Todos os Arquétipos de Deck da Meta
Nove arquétipos multipanteão, dez identidades de panteão e quem vence quem. O mapa de todo o tabuleiro.
"Todo mundo pensa que está jogando o seu panteão. Está jogando um arquétipo, só ainda não percebeu qual.", Malmodeus Abbadrax
Um arquétipo é o plano de um deck, aquilo para o qual as treze cartas trabalham em segredo. Alguns planos vivem dentro de um só panteão; a maioria se estende por vários.
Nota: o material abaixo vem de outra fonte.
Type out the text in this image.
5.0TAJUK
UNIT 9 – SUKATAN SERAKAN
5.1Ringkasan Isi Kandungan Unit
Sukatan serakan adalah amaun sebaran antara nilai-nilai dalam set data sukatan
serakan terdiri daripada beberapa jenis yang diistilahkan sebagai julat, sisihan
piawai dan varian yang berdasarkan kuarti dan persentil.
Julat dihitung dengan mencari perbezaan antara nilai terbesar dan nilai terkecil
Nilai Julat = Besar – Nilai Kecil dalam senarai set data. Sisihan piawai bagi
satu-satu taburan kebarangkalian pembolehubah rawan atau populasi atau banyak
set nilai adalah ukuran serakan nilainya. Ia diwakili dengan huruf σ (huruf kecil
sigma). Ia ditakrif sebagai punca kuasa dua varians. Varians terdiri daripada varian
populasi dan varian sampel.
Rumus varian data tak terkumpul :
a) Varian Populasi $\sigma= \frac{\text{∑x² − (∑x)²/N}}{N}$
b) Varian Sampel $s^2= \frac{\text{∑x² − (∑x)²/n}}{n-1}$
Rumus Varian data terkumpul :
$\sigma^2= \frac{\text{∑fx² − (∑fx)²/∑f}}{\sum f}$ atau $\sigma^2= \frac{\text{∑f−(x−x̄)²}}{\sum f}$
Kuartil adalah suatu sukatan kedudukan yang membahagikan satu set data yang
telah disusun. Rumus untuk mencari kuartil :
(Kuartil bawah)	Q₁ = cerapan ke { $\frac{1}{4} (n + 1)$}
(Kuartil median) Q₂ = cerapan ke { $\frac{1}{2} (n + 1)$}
Este guia dá nome a eles.
O enquadramento
Todo deck tem 13 cartas. Monte panteão único e você precisa incluir a única lendária desse panteão; monte misto e escolhe livremente entre os dez panteões, sem lenda obrigatória. De qualquer forma, você pode acrescentar até 3 wildcards Míticas por cima, as neutras multimitológicas. É essa a caixa inteira dentro da qual você está montando. Se você é novo no tabuleiro, leia primeiro Como Jogar e depois volte aqui para a camada de estratégia.
As dez identidades de panteão
Cada panteão é afinado para uma sensação central. Escolha o que combina com o jeito que você gosta de vencer.
- Grego, tempo e castigo. Ataque desde o primeiro turno, responda a tudo o que eles comprometem, nunca dê a eles o turno de que precisam para estabilizar.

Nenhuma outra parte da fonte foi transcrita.